Pub Date: Oct. 2nd, 2007
ISBN: 978-0-375-42435-9
Publisher: Pantheon

The second novel from the Brooklyn-based author of Swimming Across the Hudson (1997) is an appealing story of romance, wedlock, personal and spousal conflict and growth.

Its principals are handsome, idealistic Julian Wainwright, son of a wealthy New York investment banker, and beautiful Mia Mendelsohn (“Mia of Montreal”). They meet in 1987 at Graymont College in western Massachusetts, a bastion of progressive and permissive liberalism. The two fall quickly and decisively in love, and marry hastily, while Mia’s beloved mother, stricken with breast cancer, is still alive to attend their wedding. Thereafter, they part, hesitantly reunite, then eventually accept that they belong together, as Julian pursues his lifelong dream of writing serious literary fiction and Mia becomes a Manhattan psychotherapist—and they finally produce the child they had put off conceiving for more than 15 years.
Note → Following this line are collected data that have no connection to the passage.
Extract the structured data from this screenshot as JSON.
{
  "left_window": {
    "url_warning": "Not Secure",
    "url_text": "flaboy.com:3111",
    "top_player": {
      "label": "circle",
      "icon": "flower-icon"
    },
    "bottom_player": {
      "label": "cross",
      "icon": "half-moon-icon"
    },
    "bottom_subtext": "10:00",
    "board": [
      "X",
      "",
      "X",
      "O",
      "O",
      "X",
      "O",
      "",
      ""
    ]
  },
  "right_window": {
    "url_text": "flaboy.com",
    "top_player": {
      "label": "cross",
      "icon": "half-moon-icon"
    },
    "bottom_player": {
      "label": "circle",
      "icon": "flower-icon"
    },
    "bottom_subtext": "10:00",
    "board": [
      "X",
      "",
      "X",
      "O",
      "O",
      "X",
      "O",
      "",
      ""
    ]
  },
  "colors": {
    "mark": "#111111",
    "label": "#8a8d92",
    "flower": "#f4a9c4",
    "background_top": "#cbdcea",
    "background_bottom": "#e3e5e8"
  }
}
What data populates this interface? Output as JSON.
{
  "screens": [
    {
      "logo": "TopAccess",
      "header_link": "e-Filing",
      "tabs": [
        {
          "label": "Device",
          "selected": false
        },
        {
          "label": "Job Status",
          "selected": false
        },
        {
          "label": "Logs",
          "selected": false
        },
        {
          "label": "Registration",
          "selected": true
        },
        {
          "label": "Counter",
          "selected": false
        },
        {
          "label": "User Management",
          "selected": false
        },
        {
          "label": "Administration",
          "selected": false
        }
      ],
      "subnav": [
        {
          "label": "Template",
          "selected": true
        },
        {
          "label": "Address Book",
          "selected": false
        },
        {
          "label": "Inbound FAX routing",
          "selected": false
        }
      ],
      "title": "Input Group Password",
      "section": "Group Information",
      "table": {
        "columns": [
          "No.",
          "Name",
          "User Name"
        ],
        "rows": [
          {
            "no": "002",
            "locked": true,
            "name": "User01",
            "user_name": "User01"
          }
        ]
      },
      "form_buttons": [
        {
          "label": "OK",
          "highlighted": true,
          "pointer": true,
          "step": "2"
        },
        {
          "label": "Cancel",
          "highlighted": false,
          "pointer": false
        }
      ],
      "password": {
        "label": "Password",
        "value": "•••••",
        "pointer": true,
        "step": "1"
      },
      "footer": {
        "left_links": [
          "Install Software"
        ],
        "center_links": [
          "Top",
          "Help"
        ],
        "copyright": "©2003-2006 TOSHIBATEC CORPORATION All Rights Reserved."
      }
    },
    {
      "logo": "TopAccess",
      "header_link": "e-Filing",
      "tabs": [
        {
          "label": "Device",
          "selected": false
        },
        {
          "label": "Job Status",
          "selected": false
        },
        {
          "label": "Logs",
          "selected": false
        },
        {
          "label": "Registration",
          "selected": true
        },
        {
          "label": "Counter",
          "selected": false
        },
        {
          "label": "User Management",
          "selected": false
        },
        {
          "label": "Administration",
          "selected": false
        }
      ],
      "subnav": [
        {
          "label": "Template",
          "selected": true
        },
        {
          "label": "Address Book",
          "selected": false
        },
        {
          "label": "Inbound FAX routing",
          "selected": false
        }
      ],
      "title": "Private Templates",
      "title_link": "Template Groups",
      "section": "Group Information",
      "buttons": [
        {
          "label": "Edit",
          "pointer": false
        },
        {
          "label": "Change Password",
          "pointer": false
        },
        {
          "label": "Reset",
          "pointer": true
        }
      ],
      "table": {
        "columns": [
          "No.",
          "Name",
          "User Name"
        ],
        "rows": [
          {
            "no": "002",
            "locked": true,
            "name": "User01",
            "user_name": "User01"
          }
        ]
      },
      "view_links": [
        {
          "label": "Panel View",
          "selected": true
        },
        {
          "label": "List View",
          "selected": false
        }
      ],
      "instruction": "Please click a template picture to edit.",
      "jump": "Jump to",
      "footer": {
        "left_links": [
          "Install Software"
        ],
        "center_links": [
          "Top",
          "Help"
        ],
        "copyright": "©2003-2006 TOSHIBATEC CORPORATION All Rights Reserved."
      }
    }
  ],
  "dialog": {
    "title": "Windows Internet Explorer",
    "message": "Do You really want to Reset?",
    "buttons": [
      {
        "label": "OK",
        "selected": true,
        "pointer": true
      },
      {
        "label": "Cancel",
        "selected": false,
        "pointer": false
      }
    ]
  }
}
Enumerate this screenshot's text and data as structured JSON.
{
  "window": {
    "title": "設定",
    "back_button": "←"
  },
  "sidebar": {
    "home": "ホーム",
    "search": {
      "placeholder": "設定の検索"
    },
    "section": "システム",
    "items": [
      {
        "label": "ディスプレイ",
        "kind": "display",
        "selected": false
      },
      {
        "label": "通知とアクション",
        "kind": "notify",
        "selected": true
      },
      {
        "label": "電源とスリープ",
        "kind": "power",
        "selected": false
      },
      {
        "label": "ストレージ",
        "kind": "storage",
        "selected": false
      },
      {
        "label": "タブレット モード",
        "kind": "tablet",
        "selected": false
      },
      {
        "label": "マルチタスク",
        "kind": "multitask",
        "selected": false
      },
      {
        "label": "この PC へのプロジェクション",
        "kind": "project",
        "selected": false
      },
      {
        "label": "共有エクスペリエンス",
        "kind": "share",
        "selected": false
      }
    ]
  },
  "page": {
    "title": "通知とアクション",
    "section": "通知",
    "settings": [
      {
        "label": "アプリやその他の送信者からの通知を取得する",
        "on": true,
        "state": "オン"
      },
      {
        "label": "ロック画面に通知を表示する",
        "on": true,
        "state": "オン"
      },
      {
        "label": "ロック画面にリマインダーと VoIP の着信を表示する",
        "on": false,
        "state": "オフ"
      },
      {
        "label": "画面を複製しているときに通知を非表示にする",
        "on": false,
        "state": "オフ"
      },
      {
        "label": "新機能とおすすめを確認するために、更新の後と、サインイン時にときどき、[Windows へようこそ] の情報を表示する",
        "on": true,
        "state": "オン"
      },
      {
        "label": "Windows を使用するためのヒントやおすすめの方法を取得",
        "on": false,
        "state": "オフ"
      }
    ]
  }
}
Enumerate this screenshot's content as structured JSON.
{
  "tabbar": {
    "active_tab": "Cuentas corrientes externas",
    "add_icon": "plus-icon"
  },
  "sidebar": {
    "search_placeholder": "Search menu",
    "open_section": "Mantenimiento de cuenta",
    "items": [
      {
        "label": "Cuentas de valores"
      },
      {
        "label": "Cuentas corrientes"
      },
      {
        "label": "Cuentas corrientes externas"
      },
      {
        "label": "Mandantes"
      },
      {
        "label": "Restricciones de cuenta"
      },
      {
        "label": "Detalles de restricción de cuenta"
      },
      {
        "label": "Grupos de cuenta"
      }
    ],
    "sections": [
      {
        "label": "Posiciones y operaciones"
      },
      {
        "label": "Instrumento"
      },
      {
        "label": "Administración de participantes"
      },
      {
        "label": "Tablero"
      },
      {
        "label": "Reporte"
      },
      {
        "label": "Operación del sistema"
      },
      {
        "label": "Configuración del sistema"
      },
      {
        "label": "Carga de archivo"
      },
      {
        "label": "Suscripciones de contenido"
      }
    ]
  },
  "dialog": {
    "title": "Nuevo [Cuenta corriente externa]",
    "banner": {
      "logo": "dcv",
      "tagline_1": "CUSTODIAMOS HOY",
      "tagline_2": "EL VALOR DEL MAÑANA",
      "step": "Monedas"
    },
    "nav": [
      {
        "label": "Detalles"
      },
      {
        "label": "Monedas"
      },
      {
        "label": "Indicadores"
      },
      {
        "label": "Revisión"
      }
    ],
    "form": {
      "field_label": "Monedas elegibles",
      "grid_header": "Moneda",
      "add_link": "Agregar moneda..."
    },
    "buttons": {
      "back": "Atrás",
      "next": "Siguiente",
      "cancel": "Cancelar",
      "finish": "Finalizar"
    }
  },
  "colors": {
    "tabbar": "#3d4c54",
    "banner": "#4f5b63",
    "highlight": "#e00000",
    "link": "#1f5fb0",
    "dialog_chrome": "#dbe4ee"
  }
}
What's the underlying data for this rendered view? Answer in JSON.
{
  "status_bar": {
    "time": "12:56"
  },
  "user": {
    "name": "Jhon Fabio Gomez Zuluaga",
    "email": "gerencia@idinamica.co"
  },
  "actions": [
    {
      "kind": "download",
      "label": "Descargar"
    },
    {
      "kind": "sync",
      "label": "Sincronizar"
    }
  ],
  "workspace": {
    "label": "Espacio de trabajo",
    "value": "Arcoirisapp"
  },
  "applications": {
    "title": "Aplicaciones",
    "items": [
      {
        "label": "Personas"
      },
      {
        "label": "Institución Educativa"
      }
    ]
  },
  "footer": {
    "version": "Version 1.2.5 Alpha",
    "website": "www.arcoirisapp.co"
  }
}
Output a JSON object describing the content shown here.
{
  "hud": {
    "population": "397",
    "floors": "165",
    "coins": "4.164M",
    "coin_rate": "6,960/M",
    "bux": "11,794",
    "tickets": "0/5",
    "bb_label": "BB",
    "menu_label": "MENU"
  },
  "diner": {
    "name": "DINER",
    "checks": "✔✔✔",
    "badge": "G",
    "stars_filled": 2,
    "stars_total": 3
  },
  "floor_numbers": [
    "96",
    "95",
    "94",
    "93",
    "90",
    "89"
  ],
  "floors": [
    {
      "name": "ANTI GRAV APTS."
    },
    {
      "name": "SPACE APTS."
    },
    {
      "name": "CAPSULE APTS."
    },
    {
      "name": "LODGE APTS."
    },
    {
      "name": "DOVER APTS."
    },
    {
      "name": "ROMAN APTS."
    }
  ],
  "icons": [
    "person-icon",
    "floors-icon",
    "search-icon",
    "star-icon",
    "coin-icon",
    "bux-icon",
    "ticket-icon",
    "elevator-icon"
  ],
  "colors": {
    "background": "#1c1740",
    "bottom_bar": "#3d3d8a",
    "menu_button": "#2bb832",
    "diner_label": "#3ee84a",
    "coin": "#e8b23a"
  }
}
The novel is best in its early pages, set during their Graymont years; studded with eccentric details and moments that recall Julian’s favorite author, John Cheever (e.g., the manner in which Julian drifts into becoming a walker of other people’s dogs). Julian’s college roommate Carter Heinz, a pugnacious Californian who postures like a lower-middle-class Oscar Wilde, has some good moments, as does irascible Professor Chesterfield, their fiction-writing teacher. In fact, the pages devoted to Mia’s and Julian’s young adulthood radiate the kind of offbeat shoulder-shrugging charm that made Michael Chabon’s The Mysteries of Pittsburgh so memorable. But the book slows to a crawl as each of its several major relationships becomes freighted with complications that are analyzed in lengthy explanatory conversations. Henkin recovers just in time, though, as Mia and Julian face together trials that neither can handle alone and achieve a conventional happy ending that does strike the relieved reader as the logical consequence of the depth of their mutual feelings.

Ragged, but it gets to you and stays with you. Expect even better things from Henkin in the future.